Gandaki Province
Gandaki government says development targets missed due to challenges
Opposition says government failed to meet people’s expectations.Pratiksha Kafle
Although the government says that development work could not gather momentum as it had to “start from zero” due to lack of necessary laws, shortage of employees and difficulties in acquiring land, members of the opposition criticise the government for not meeting people’s expectations.
The first meeting of the Prithvi Subba Gurung-led Cabinet on February 6, 2018, announced that the government shall provide drinking water and electricity to all of the 578,000 households in 11 districts of the province, within two years. But the government has failed to achieve its target.

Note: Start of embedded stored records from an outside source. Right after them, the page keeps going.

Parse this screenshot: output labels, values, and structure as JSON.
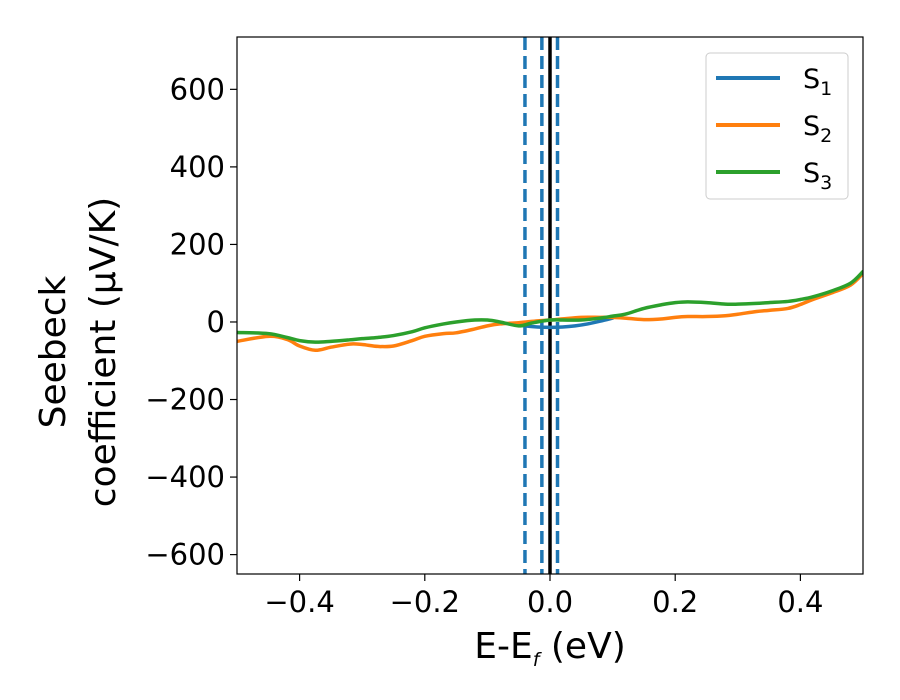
{
  "chart_data": {
    "type": "line",
    "xlabel": {
      "main": "E-E",
      "sub": "f",
      "tail": " (eV)"
    },
    "ylabel": {
      "line1": "Seebeck",
      "line2": "coefficient  (μV/K)"
    },
    "xlim": [
      -0.5,
      0.5
    ],
    "ylim": [
      -650,
      735
    ],
    "xticks": [
      -0.4,
      -0.2,
      0.0,
      0.2,
      0.4
    ],
    "xtick_labels": [
      "−0.4",
      "−0.2",
      "0.0",
      "0.2",
      "0.4"
    ],
    "yticks": [
      -600,
      -400,
      -200,
      0,
      200,
      400,
      600
    ],
    "ytick_labels": [
      "−600",
      "−400",
      "−200",
      "0",
      "200",
      "400",
      "600"
    ],
    "grid": false,
    "legend_position": "top-right",
    "vlines": [
      {
        "x": 0.0,
        "style": "solid",
        "color": "#000000"
      },
      {
        "x": -0.04,
        "style": "dashed",
        "color": "#1f77b4"
      },
      {
        "x": -0.013,
        "style": "dashed",
        "color": "#1f77b4"
      },
      {
        "x": 0.012,
        "style": "dashed",
        "color": "#1f77b4"
      }
    ],
    "series": [
      {
        "name": "S",
        "sub": "1",
        "color": "#1f77b4",
        "x": [
          -0.06,
          -0.04,
          -0.02,
          0.0,
          0.02,
          0.04,
          0.06,
          0.08,
          0.1
        ],
        "y": [
          -5,
          -10,
          -13,
          -14,
          -13,
          -10,
          -5,
          2,
          10
        ]
      },
      {
        "name": "S",
        "sub": "2",
        "color": "#ff7f0e",
        "x": [
          -0.5,
          -0.45,
          -0.42,
          -0.4,
          -0.375,
          -0.35,
          -0.32,
          -0.3,
          -0.275,
          -0.25,
          -0.22,
          -0.2,
          -0.17,
          -0.15,
          -0.12,
          -0.1,
          -0.08,
          -0.05,
          -0.02,
          0.0,
          0.02,
          0.05,
          0.08,
          0.1,
          0.12,
          0.15,
          0.18,
          0.2,
          0.22,
          0.25,
          0.28,
          0.3,
          0.33,
          0.35,
          0.38,
          0.4,
          0.42,
          0.45,
          0.48,
          0.5
        ],
        "y": [
          -50,
          -37,
          -45,
          -62,
          -73,
          -65,
          -57,
          -58,
          -63,
          -62,
          -48,
          -37,
          -30,
          -28,
          -18,
          -10,
          -5,
          -2,
          3,
          5,
          8,
          12,
          12,
          12,
          10,
          6,
          8,
          12,
          14,
          14,
          16,
          20,
          27,
          30,
          35,
          45,
          58,
          75,
          95,
          125
        ]
      },
      {
        "name": "S",
        "sub": "3",
        "color": "#2ca02c",
        "x": [
          -0.5,
          -0.45,
          -0.42,
          -0.4,
          -0.375,
          -0.35,
          -0.32,
          -0.3,
          -0.275,
          -0.25,
          -0.22,
          -0.2,
          -0.17,
          -0.15,
          -0.12,
          -0.1,
          -0.08,
          -0.05,
          -0.03,
          0.0,
          0.02,
          0.05,
          0.08,
          0.1,
          0.12,
          0.15,
          0.18,
          0.2,
          0.22,
          0.25,
          0.28,
          0.3,
          0.33,
          0.35,
          0.38,
          0.4,
          0.42,
          0.45,
          0.48,
          0.5
        ],
        "y": [
          -27,
          -30,
          -40,
          -48,
          -52,
          -50,
          -46,
          -43,
          -40,
          -35,
          -25,
          -15,
          -5,
          0,
          5,
          5,
          0,
          -10,
          -3,
          5,
          5,
          5,
          10,
          15,
          20,
          35,
          45,
          50,
          52,
          50,
          46,
          46,
          48,
          50,
          53,
          58,
          65,
          80,
          100,
          130
        ]
      }
    ]
  }
}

“Drinking water taps have been installed in around 50 percent of the households. Electrification is also going on in full swing,” said Minister for Physical Infrastructure Development Ram Sharan Basnet, who is also the spokesperson for the provincial government.
“The projects have been obviously delayed as we began from zero following the restructuring of the state and the formation of provincial governments,” said Basnet.

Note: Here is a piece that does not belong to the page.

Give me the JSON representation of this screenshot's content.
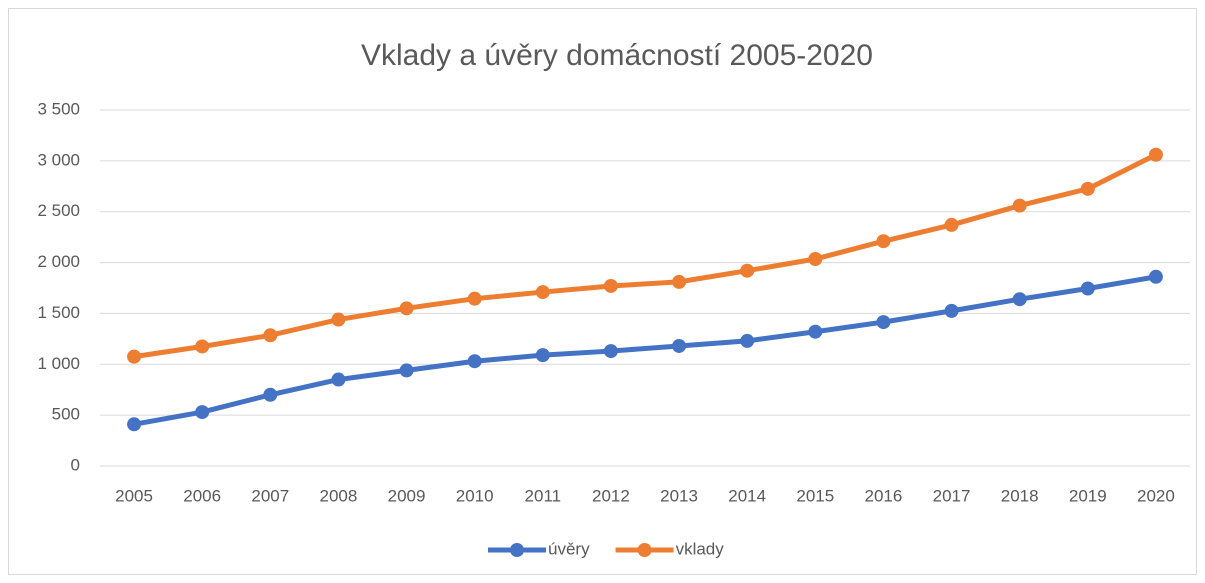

Progress in other planned projects such as the establishment of a provincial university, implementation of a programme to provide jobs to 50,000 people, the development of Manang, Mustang and Chumnubri (Gorkha) as film centres, and the establishment of an industrial village, a hospital and a playground in each local unit, has been slow.
Basnet, however, claimed that all incomplete projects will be completed within the tenure of the present government, which ends in three years. “Related laws have been already formulated for the establishment of Gandaki University,” said Basnet. However on the film centre project, he said, “It has been overshadowed by other projects now.”
Similarly, plans to establish industrial villages in all local units are also in limbo. The process of setting up such industrial villages has just begun in only five local bodies as far. “The government could not move the project forward as it could not procure land. We hope that the federal government will provide us land as it has promised to do so,” said spokesperson Basnet.
Kiran Gurung, minister for financial affairs and planning, however, has a list of 30 achievements of his government. The naming of the province and designation of its capital was the main achievement of the provincial government, said Gurung. He informed that his government also formed 154 new agencies and offices, formulated 32 pieces of provincial laws and six regulations.
Meanwhile, members of the opposition criticised the government for doing things of the people. “The provincial government failed to make the people feel any. It seems that the provincial government is just a unit of the federal government and not an autonomous government,” said Krishna Chandra Nepali, the parliamentary party leader of the main opposition Nepali Congress. He alleged that the federal government also did not do enough to facilitate development work in the province.